Who this fits — and who it doesn't.

If you're an existing operator (lodging, hospitality, real-estate)

If you already run lodging, hospitality, or real-estate operations and you have $1.2M–$1.6M of development capital plus operating capacity for 20–30 PM contracts, this is the candidate that captures Pike's year-round demand floor with seasonal ATV upside. The first move is the PMC + UPIKE business-traveler conversation, not the cabin-build.

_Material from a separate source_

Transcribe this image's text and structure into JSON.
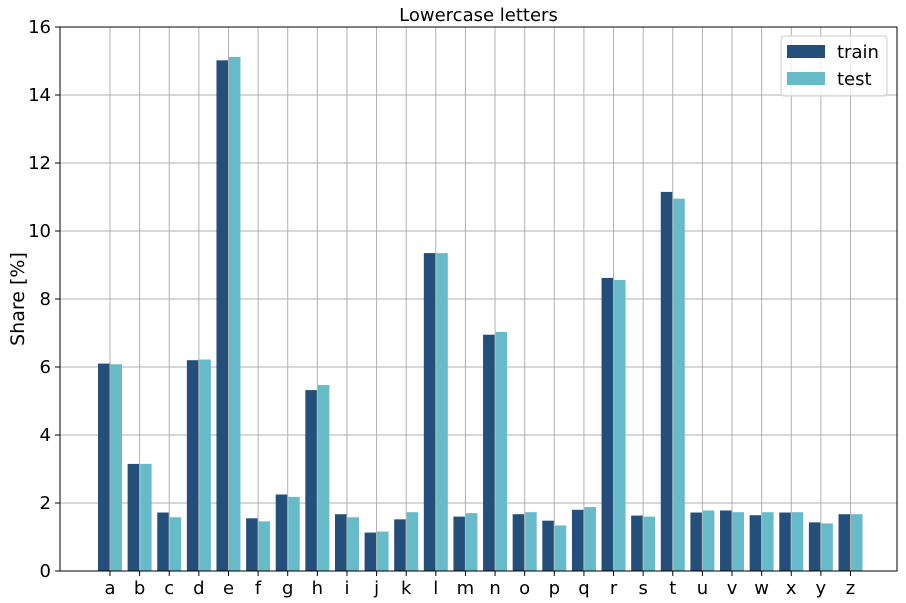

Lock institutional demand first; build to it.

If you're a relocator with development capital

An $1.2M–$1.6M development on former-mine acreage at low basis ($3–$8K/acre) plus a 20–30 door PM book targets $130K–$180K take-home by Year 2. The acquisition lane is thin (Twin Hollow + Trailblazers are the named candidates); the build-and-PM lane is the dominant path. Steep-slope construction is real (30% Appalachian premium); insurance is thin (surplus-lines $4–$8K/door); the year-round demand floor is the central thesis.

If you're a returning-home professional (UPIKE alum, native re-investing)

If you're a UPIKE alum or Pike native with capital from out-of-state earnings and you want to invest back into the county, this candidate fits the institutional-anchor return-on-investment thesis better than the coal-economy-redirect candidates. PMC + UPIKE + the Hillbilly Trail tourism story is a 12-month asset; the AML earthwork candidate is a transition-cycle bet. Different risk profiles for different operator profiles.

Skip if

You can't tolerate construction-cycle capital exposure or you don't have operating capacity for a PM book. The cabin-development-only version of this candidate yields $50K–$75K of cash flow on $1.6M of equity-plus-debt — that's a thin real-estate yield, not an operator-grade business. The candidate works only if both the development and the PM overlay are live within 18 months. If you're not running both, the math doesn't clear.